Within a day of its release, the manga garnered over 2.2 million views on the Shonen Jump+ website.

MAL describes the plot of the manga as:

Suffering from a terminal illness, Yuuta’s mother asks him to film her last moments, which he does. From her radiant smile when she is with her family to the times when sickness ravages her body in the hospital, he records hours upon hours of footage.
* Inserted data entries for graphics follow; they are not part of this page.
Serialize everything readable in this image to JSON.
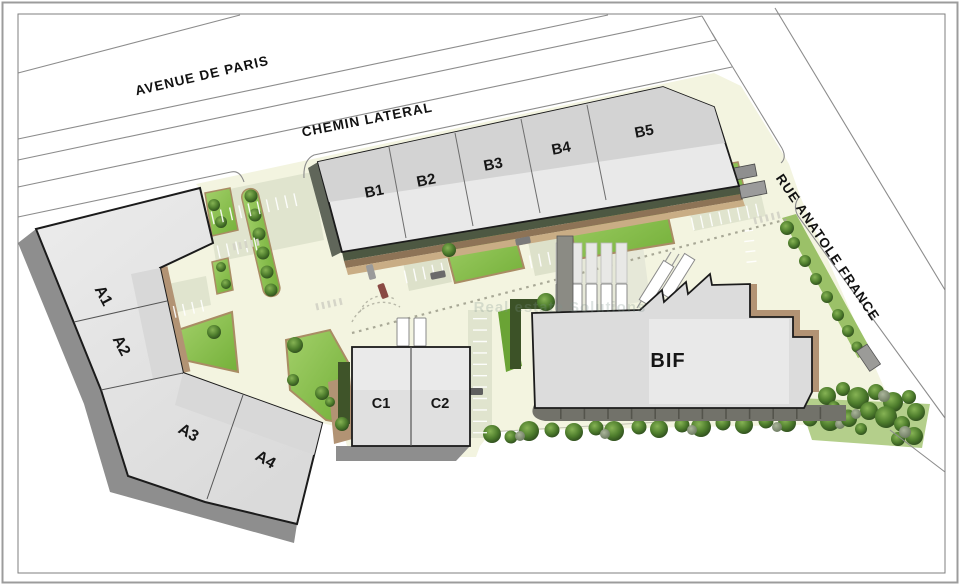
{
  "plan": {
    "type": "site-plan",
    "streets": {
      "avenue": "AVENUE DE PARIS",
      "chemin": "CHEMIN LATERAL",
      "rue": "RUE ANATOLE FRANCE"
    },
    "buildings": {
      "a": {
        "units": [
          "A1",
          "A2",
          "A3",
          "A4"
        ]
      },
      "b": {
        "units": [
          "B1",
          "B2",
          "B3",
          "B4",
          "B5"
        ]
      },
      "c": {
        "units": [
          "C1",
          "C2"
        ]
      },
      "bif": {
        "label": "BIF"
      }
    },
    "watermark": "Real estate Solutions",
    "colors": {
      "paving": "#f3f4e0",
      "parking": "#e0e4ce",
      "lawn": "#82bd3f",
      "hedge": "#44522f",
      "mulch": "#a98c64",
      "building_light": "#e9e9e9",
      "building_dark": "#d3d3d3",
      "shadow": "#8e8e8e",
      "outline": "#1b1b1b",
      "road_line": "#8c8c8c"
    }
  }
}
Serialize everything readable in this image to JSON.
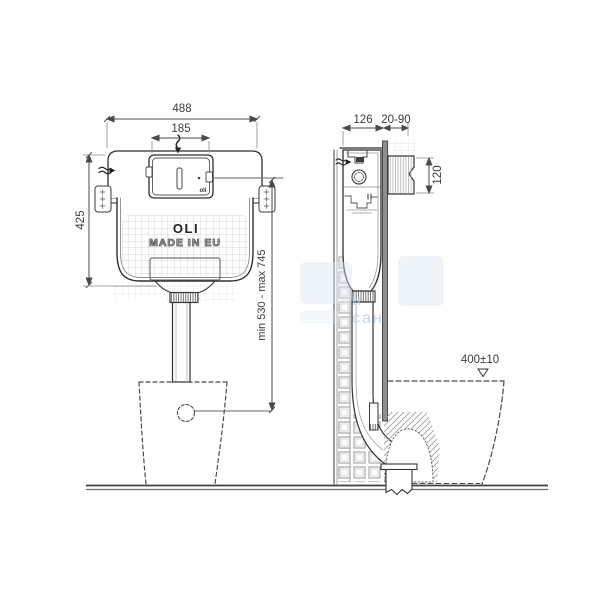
{
  "branding": {
    "logo": "OLI",
    "made_in": "MADE IN EU",
    "plate_logo": "oli"
  },
  "dimensions": {
    "front_width": "488",
    "plate_width": "185",
    "front_height": "425",
    "outlet_height_range": "min 530 - max 745",
    "depth": "126",
    "wall_thickness_range": "20-90",
    "sleeve_height": "120",
    "bowl_rim_height": "400±10"
  },
  "watermark": "н сан"
}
After her passing, Yuuta compiles her life into a movie to screen at his school, deciding to add a bit of fantasy to the ending of his film, Dead Explosion Mother, with a literal explosion!

Following the backlash caused by his supposedly tone-deaf portrayal of his mother’s death, Yuuta trudges to the hospital roof to take his own life—but there, he meets a girl named Eri. Captivated by his film, Eri requests Yuuta to make a new one that will blow the previous out of the water and prove his critics wrong. The movie they set out to make will stand apart by blurring the line between fact and fiction. And of course, it wouldn’t be a Yuuta film if it didn’t have his personal flavor—just a dash of fantasy.